Both have plenty of flaws. Codex might be better if you want to set it loose on a well-defined problem and let it churn overnight. But if you want a back-and-forth collaboration, I find Claude far better.
I've had a list of pet projects that I've been adding to for years. For those, I just say the broad strokes and tell it to do it's best. Codex has done a really good job for most of them, sometimes in one shot, and my list of experiments is emptying. Only one notable exception where it had no idea what I was after.
I also have my larger project, which I hope to actually keep and use it. Same thing though, it's really hard to explain what's going on, and it acts on bad assumptions.
So if Claude is better at that, then having two tools makes a lot of sense to me.
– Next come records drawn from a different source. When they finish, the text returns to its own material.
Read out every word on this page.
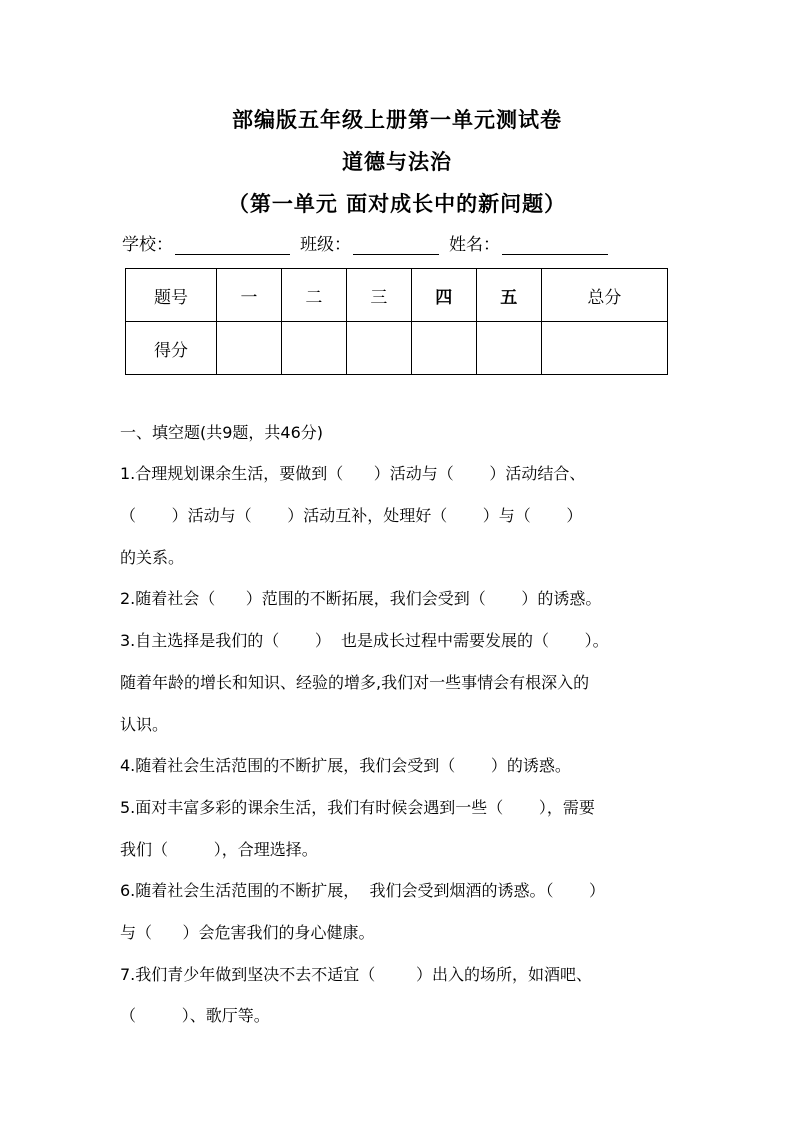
部编版五年级上册第一单元测试卷
道德与法治
（第一单元 面对成长中的新问题）
学校：	班级：	姓名：
题号	一	二	三	四	五	总分
得分						
一、填空题(共9题，共46分)
1.合理规划课余生活，要做到（      ）活动与（       ）活动结合、
（       ）活动与（       ）活动互补，处理好（       ）与（       ）
的关系。
2.随着社会（      ）范围的不断拓展，我们会受到（       ）的诱惑。
3.自主选择是我们的（       ）  也是成长过程中需要发展的（       ）。
随着年龄的增长和知识、经验的增多,我们对一些事情会有根深入的
认识。
4.随着社会生活范围的不断扩展，我们会受到（       ）的诱惑。
5.面对丰富多彩的课余生活，我们有时候会遇到一些（       ），需要
我们（         ），合理选择。
6.随着社会生活范围的不断扩展，  我们会受到烟酒的诱惑。（       ）
与（      ）会危害我们的身心健康。
7.我们青少年做到坚决不去不适宜（        ）出入的场所，如酒吧、
（         ）、歌厅等。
> I've been wanting to try Claude for a while, but their payment processing wouldn't take any of my credit cards (they work everywhere else, so it's not the cards). I've heard I can work around this by installing their mobile app or something, but it was extra hurdles, so I didn't try very hard.
Not Claude Code specifically, but you can try the Claude Opus and Sonnet 4.6 models for free using Google Antigravity.
Thank you for this. I had Antigravity already but was thinking of cancelling it because Gemini frustrates me. Using it with Claude though was very impressive. I burned through my token budget in about 5 hours though.
I’ve been juggling between ChatGPT, Claude and Gemini for the last couple of years, but ChatGPT has always been my main driver.
Recently did the full transition to Claude, the model is great, but what I really love is how they seem to have landed on a clear path for their GUI/ecosystem. The cowork feature fits my workflows really well and connecting enterprise apps, skills and plugins works really well.
Haven’t been this excited about AI since GPT 4o launched.